At issue on this appeal is whether plaintiff-appellee State Farm Fire & Casualty Company ("State Farm") is obligated under its commercial general liability ("CGL") business policy to defend and indemnify its insured against a lawsuit alleging misappropriation of confidential business information. Specifically, we consider whether the policy's "advertising injury" coverage extends to the allegations at issue in the underlying lawsuit. Defendants-Appellants Richard Steinberg and Norman Fine (the "Steinberg defendants") and Steinberg Global Asset Management, Ltd. ("SGAM") appeal from the District Court's entry of a declaratory judgment in favor of State Farm, holding that there was no duty to defend or indemnify its insured in a lawsuit alleging that the defendants misappropriated trade secrets of a competing investment firm.
Following careful review of the policy language and of the allegations of the complaint in the underlying lawsuit, we conclude that State Farm has no obligation to defend or to indemnify the insureds under the policy's "advertising injury" coverage. We therefore affirm the judgment of the District Court.
I. FACTUAL BACKGROUND
At all times relevant to this action, SGAM, of which Richard Steinberg and Norman Fine were principals, was covered by the State Farm policy at issue. The policy covers legal actions alleging any of four kinds of injury by the insured: bodily injury, property damage, personal injury or advertising injury. The coverage for an advertising injury is limited to "advertising injury caused by an occurrence committed in the coverage territory during the policy period. The occurrence must be committed in the course of advertising your goods, products or services."

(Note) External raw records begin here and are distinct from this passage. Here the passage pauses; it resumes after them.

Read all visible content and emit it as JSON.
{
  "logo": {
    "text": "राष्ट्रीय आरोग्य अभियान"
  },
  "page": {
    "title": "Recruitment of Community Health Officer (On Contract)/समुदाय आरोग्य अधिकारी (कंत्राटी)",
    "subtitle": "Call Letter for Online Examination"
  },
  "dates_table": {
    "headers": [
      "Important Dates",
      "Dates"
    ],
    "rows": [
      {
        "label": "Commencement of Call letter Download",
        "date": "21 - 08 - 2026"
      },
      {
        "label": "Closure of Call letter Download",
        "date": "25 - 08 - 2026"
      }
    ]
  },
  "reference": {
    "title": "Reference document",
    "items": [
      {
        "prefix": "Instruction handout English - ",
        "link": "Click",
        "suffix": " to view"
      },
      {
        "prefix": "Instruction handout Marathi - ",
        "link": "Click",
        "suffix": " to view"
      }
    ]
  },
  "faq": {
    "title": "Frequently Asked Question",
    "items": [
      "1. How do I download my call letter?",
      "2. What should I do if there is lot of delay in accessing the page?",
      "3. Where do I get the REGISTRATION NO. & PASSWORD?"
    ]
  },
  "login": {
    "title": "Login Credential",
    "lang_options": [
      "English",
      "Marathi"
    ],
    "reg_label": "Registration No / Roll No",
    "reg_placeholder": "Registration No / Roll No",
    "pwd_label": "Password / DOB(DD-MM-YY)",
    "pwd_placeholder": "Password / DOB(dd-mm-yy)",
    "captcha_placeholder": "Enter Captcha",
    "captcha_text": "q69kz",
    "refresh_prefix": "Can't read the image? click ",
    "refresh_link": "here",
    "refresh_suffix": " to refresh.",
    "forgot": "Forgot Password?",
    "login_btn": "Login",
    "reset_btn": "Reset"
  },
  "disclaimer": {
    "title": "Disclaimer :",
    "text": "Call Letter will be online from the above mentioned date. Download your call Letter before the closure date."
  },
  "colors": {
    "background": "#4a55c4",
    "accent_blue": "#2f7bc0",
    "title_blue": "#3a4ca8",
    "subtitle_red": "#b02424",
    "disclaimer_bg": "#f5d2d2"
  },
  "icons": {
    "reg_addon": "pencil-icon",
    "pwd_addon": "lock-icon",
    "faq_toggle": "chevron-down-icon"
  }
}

"Occurrence" is defined in pertinent part to mean: "the commission of an offense, or a series of similar or related offenses, which results in personal injury or advertising injury."
The policy excludes coverage for "advertising injury," inter alia,"arising out of the wilful violation of a penal statute or ordinance committed by or with the consent of the insured."
In 1998, the events occurred that formed the basis of a lawsuit (the "underlying lawsuit") by Nicholson-Kenny Capital Management, Inc. ("Nicholson-Kenny") against various defendants the same year. The underlying lawsuit initially did not name the Steinberg defendants or SGAM as defendants. On April 25, 2000, however, Nicholson-Kenny filed a second amended complaint naming the Steinberg defendants and SGAM for the first time, and pleading four causes of action against them: tortious interference with business relationships; misappropriation of trade
The allegations of the second amended complaint are summarized as follows: Before the alleged events, Nicholson-Kenny was an investment firm managing over $80 million in assets. In May 1998, the Steinberg defendants, using SGAM as a "commercial vehicle," conspired with three Nicholson-Kenny employees to form Helios International Asset Management, Inc. ("Helios"), which was established for the unlawful purpose of tortiously interfering with plaintiff's business relationships, misappropriating trade secrets, and unfairly competing with plaintiff. These employees conspired with the Steinberg defendants to misappropriate confidential client information belonging to Nicholson-Kenny and on June 15, 1998, they closed and departed from Nicholson-Kenny's offices, taking with them Nicholson-Kenny's "confidential" client information. The confidential client information was not a mere "customer list" but was "a compilation that derives independent economic value, actual or potential, from not being generally known to and not being readily ascertainable by proper means by other persons who can obtain economic value from its use and is the subject of efforts that are reasonable under the circumstances to maintain its secrecy." The next day, the former Nicholson-Kenny employees began serving many of Nicholson-Kenny's clients from the offices of Helios. Within three weeks, Helios was managing $60 million of assets of former Nicholson-Kenny clients, something that would have been impossible without misappropriating confidential client information. Within three months, more than 80% of Helios's clients were former clients of Nicholson-Kenny. The defendants' actions caused "substantial damage" to Nicholson-Kenny's business. The Steinberg defendants, acting in conspiracy with the former Nicholson-Kenny employees, committed theft of trade secrets, a third degree felony under Florida law.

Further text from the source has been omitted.